J. Hikmah Beriman kepada Qada dan
qadar
Dengan beriman kepada qadha dan
qadar, banyak hikmah yang amat berharga bagi kita dalam menjalani kehidupan
dunia dan mempersiapkan diri untuk kehidupan akhirat. Hikmah tersebut antara
lain:
a. Melatih diri untuk banyak
bersyukur dan bersabar
Orang yang beriman kepada qadha
dan qadar, apabila mendapat keberuntungan, maka ia akan bersyukur, karena
keberuntungan itu merupakan nikmat Allah yang harus disyukuri. Sebaliknya
apabila terkena musibah maka ia akan sabar, karena hal tersebut merupakan
ujian.
Firman Allah dalam QS. An-Nahl
ayat 53 yang artinya :
“dan apa saja nikmat yang ada
pada kamu, maka dari Allah( datangnya), dan bila ditimpa oleh kemudratan, maka
hanya kepada-Nya lah kamu meminta pertolongan. ”
b. Menjauhkan diri dari sifat
sombong dan putus asa
Orang yang tidak beriman kepada
qadha dan qadar, apabila memperoleh keberhasilan, ia menganggap keberhasilan
itu adalah semata-mata karena hasil usahanya sendiri. Ia pun merasa dirinya
hebat. Apabila ia mengalami kegagalan, ia mudah berkeluh kesah dan berputus asa
, karena ia menyadari bahwa kegagalan itu sebenarnya adalah ketentuan Allah.
Firman Allah SWT dalam QS.Yusuf
ayat 87 yang artinya :
Hai anak-anakku, pergilah kamu,
maka carilah berita tentang Yusuf dan saudaranya dan jangan kamu berputus asa
dari rahmat Allah. Sesungguhnya tiada berputus asa dari rahmat Allah, melainkan
kaum yang kafir.
c. Memupuk sifat optimis dan giat
bekerja
Manusia tidak mengetahui takdir
apa yang terjadi pada dirinya. Semua orang tentu menginginkan bernasib baik dan
beruntung. Keberuntungan itu tidak datang begitu saja, tetapi harus diusahakan.

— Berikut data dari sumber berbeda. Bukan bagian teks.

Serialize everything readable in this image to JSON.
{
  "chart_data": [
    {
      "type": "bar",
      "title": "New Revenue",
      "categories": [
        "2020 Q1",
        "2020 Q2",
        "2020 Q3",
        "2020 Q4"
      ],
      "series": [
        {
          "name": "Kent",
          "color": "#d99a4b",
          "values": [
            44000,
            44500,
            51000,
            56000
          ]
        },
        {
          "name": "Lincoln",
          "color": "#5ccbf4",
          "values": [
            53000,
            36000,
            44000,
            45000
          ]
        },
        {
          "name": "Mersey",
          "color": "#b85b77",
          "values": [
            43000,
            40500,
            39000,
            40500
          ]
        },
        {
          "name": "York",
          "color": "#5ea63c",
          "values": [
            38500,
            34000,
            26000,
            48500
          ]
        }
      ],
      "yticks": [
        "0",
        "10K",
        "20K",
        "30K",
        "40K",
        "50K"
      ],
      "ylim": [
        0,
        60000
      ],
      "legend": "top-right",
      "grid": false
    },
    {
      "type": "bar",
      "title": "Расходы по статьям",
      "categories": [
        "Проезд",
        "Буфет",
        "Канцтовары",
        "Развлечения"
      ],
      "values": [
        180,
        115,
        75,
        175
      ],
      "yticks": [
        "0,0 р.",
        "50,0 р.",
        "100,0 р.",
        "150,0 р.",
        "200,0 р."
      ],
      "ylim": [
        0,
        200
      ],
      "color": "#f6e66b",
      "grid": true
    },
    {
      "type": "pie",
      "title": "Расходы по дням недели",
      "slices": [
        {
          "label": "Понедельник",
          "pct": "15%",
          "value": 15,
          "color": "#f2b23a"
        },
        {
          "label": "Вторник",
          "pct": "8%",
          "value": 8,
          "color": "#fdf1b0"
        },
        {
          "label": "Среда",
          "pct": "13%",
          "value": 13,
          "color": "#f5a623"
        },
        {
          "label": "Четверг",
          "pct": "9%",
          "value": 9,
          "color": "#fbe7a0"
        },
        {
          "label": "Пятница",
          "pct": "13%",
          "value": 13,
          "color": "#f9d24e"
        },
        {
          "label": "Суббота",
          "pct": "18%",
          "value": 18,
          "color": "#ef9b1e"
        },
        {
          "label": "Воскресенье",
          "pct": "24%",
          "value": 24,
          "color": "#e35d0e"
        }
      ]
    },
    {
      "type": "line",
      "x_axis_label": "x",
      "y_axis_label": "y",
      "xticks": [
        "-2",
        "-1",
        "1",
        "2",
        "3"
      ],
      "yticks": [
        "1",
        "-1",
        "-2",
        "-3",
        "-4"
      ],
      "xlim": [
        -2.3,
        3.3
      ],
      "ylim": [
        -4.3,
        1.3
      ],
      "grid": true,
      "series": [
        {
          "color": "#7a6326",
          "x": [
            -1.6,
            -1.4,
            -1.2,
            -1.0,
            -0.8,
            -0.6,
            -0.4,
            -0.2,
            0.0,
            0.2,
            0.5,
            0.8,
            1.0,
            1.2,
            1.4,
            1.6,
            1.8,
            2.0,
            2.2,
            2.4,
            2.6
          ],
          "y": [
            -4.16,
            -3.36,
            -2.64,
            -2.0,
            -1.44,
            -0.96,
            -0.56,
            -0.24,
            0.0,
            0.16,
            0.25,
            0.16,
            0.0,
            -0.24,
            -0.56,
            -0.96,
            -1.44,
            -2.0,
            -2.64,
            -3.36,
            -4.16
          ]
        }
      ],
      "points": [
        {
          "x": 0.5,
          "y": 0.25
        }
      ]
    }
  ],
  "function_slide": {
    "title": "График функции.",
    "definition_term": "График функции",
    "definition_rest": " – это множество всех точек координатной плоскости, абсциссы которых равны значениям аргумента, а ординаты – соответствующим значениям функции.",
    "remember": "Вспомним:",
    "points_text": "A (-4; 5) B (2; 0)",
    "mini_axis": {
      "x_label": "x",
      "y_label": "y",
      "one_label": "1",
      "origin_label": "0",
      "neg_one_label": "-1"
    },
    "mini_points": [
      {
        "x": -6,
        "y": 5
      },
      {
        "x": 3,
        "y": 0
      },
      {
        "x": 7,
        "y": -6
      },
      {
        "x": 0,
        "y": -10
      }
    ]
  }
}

Oleh sebab itu, orang yang beriman kepada qadha dan qadar senantiasa optimis
dan giat bekerja untuk meraih kebahagiaan dan keberhasilan itu.
Firaman Allah dalam QS Al- Qashas
ayat 77 yang artinya :
Dan carilah pada apa yang telah
dianugerahkan Allah kepadamu (kebahagiaan) negeri akhirat, dan janganlah kamu
melupakan bahagianmu dari (kenikmatan) duniawi dan berbuat baiklah (kepada
orang lain) sebagaimana Allah telah berbuat baik, kepadamu, dan janganlah kamu
berbuat kerusakan di (muka) bumi. Sesungguhnya Allah tidak menyukai orang-orang
yang berbuat kerusakan.
d. Menenangkan jiwa
Orang yang beriman kepada qadha
dan qadar senangtiasa mengalami ketenangan jiwa dalam hidupnya, sebab ia selalu
merasa senang dengan apa yang ditentukan Allah kepadanya. Jika beruntung atau
berhasil, ia bersyukur. Jika terkena musibah atau gagal, ia bersabar dan
berusaha lagi.
Firaman Allah dalam QS. Al-Fajr
ayat 27-30 yang artinya :
Hai jiwa yang tenang. Kembalilah
kepada Tuhanmu dengan hati yang tenang lagi diridhai-Nya. Maka masuklah kedalam
jamaah hamba-hamba-Ku, dan masuklah kedalam surga-Ku.